Baudelaire

[dans une lettre à Sainte-Beuve], 1844



Tous imberbes alors, sur les vieux bancs de chêne
Plus polis et luisants que des anneaux de chaîne,
Que, jour à jour, la peau des hommes a fourbis,
Nous traînions tristement nos ennuis, accroupis
Et voûtés sous le ciel carré des solitudes,
Où l’enfant boit, dix ans, l’âpre lait des études.
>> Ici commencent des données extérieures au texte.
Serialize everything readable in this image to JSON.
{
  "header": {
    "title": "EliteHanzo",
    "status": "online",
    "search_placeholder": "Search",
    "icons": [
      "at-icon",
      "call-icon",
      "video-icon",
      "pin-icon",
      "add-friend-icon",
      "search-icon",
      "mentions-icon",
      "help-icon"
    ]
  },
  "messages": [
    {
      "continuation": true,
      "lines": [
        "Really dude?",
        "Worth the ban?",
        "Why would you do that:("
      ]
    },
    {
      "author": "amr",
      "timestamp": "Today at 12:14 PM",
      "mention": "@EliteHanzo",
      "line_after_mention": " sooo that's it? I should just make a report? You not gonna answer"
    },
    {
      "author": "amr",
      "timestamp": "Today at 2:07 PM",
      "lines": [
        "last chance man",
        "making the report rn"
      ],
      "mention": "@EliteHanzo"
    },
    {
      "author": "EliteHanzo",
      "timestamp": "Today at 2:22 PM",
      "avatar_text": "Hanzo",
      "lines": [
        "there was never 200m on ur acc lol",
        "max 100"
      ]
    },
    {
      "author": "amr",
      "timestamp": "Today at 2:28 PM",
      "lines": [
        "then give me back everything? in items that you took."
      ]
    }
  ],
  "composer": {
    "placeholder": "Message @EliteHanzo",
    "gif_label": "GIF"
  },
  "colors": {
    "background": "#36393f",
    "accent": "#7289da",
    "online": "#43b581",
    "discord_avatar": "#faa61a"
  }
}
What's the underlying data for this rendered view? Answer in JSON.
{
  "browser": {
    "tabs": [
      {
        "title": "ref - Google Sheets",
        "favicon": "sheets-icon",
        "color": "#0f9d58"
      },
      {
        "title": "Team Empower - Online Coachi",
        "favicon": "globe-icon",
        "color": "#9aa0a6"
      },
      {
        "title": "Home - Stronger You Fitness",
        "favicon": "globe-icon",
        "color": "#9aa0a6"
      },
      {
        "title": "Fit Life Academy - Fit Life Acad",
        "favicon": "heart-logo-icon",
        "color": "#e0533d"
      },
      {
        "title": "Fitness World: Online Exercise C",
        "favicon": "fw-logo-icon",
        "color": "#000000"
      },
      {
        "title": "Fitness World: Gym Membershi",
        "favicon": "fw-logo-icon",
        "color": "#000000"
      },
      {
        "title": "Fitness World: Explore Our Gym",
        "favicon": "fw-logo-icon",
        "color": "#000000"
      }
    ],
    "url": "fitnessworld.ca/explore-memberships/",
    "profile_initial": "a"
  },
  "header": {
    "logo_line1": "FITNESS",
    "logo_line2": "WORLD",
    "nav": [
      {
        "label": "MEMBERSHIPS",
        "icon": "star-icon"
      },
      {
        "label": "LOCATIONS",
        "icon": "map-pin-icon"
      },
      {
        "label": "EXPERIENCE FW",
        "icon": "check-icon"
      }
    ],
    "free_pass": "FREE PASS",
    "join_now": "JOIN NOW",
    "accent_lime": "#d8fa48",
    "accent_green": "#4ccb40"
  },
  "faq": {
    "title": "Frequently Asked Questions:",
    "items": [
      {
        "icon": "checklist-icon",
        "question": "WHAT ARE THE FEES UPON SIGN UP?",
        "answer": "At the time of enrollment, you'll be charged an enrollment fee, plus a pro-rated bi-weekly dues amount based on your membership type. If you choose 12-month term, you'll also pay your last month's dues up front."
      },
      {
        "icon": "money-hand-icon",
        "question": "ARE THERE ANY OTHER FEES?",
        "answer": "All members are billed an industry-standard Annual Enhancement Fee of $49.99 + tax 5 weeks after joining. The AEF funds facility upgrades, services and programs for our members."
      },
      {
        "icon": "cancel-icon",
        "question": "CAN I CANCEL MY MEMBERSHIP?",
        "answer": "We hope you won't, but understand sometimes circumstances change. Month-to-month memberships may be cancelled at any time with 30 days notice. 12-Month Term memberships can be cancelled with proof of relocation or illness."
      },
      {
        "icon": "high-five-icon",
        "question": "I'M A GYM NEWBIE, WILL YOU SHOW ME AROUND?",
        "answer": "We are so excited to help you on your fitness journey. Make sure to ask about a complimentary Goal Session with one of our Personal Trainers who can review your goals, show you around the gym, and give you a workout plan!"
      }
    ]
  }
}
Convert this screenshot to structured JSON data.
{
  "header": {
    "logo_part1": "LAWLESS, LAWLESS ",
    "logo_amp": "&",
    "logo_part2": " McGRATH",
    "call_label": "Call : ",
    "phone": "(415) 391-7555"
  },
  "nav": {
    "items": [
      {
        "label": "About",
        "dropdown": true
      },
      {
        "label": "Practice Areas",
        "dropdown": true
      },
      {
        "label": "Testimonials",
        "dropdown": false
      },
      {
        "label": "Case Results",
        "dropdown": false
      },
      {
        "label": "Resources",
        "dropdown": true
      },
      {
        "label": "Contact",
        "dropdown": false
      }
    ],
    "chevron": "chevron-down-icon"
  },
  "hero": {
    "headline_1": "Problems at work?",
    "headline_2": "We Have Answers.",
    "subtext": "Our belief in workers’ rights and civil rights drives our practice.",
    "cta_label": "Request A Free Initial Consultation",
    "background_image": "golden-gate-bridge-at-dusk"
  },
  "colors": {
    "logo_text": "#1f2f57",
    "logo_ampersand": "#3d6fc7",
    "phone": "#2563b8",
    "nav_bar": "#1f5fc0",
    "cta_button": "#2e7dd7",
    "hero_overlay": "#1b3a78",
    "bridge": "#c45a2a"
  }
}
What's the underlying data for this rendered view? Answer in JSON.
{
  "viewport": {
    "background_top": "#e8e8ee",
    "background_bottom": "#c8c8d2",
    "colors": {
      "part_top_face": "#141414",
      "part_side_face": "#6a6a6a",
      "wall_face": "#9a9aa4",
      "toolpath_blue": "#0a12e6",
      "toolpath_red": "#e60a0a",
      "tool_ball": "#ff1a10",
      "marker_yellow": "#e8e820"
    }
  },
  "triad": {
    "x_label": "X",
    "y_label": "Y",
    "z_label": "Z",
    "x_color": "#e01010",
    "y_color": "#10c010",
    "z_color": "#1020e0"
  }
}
C’était dans ce vieux temps, mémorable et marquant,
Où forcés d’élargir le classique carcan,
Les professeurs, encor rebelles à vos rimes,
Succombaient sous l’effort de nos folles escrimes
Et laissaient l’écolier, triomphant et mutin,
Faire à l’aise hurler Triboulet en latin. —
Qui de nous en ces temps d’adolescences pâles,
N’a connu la torpeur des fatigues claustrales,
— L’œil perdu dans l’azur morne d’un ciel d’été,
Ou l’éblouissement de la neige, — guetté,
L’oreille avide et droite, — et bu, comme une meute,
L’écho lointain d’un livre, ou le cri d’une émeute ?
 
C’était surtout l’été, quand les plombs se fondaient,
Que ces grands murs noircis en tristesse abondaient,
Lorsque la canicule ou le fumeux automne
Irradiait les cieux de son feu monotone,
Et faisait sommeiller, dans les sveltes donjons,
Les tiercelets criards, effroi des blancs pigeons ;
Saison de rêverie, où la Muse s’accroche
Pendant un jour entier au battant d’une cloche ;
Où la Mélancolie, à midi, quand tout dort,
Le menton dans la main, au fond du corridor, —
L’œil plus noir et plus bleu que la Religieuse
Dont chacun sait l’histoire obscène et douloureuse,
— Traîne un pied alourdi de précoces ennuis,
Et son front moite encor des langueurs de ses nuits.
 
— Et puis venaient les soirs malsains, les nuits fiévreuses,
Qui rendent de leurs corps les filles amoureuses,
Et les font, aux miroirs, — stérile volupté, —
Contempler les fruits mûrs de leur nubilité, —
Les soirs italiens, de molle insouciance,
— Qui des plaisirs menteurs révèlent la science,
— Quand la sombre Vénus, du haut des balcons noirs,
Verse des flots de musc de ses frais encensoirs. —
 
.  .  .  .  .  .  .  .  .  .  .  .  .  .  .  .  .  .  .  .  .  .  .  .  .  .  .  .  .  .  .  .  .  .  . 
 
Ce fut dans ce conflit de molles circonstances,
Mûri par vos sonnets, préparés par vos stances,
Qu’un soir, ayant flairé le livre et son esprit,
J’emportai sur mon cœur l’histoire d’Amaury.
Tout abîme mystique est à deux pas du doute. —
Le breuvage infiltré lentement, goutte à goutte,
En moi qui, dès quinze ans, vers le gouffre entraîné,
Déchiffrais couramment les soupirs de René,
Et que de l’inconnu la soif bizarre alterre,
— A travaillé le fond de la plus mince artère. —
J’en ai tout absorbé, les miasmes, les parfums,
Le doux chuchotement des souvenirs défunts,
Les longs enlacements des phrases symboliques,
— Chapelets murmurants de madrigaux mystiques ;
— Livre voluptueux, si jamais il en fut. —
 
Et depuis, soit au fond d’un asile touffu,
Soit que, sous les soleils des zones différentes,
L’éternel bercement des houles enivrantes,
Et l’aspect renaissant des horizons sans fin
Ramenassent ce cœur vers le songe divin, —
Soit dans les lourds loisirs d’un jour caniculaire,
Ou dans l’oisiveté frileuse de frimaire, —
Sous les flots du tabac qui masque le plafond,
J’ai partout feuilleté le mystère profond
De ce livre si cher aux âmes engourdies
Que leur destin marqua des mêmes maladies,
Et, devant le miroir, j’ai perfectionné
L’art cruel qu’un démon, en naissant, m’a donné,
— De la douleur pour faire une volupté vraie, —
D’ensanglanter un mal et de gratter sa plaie.
 
Poète, est-ce une injure ou bien un compliment ?
Car je suis vis à vis de vous comme un amant
En face du fantôme, au geste plein d’amorces,
Dont la main et dont l’œil ont, pour pomper les forces,
Des charmes inconnus. — Tous les êtres aimés
Sont des vases de fiel qu’on boit, les yeux fermés,
Et le cœur transpercé, que la douleur allèche,
Expire chaque jour en bénissant sa flèche.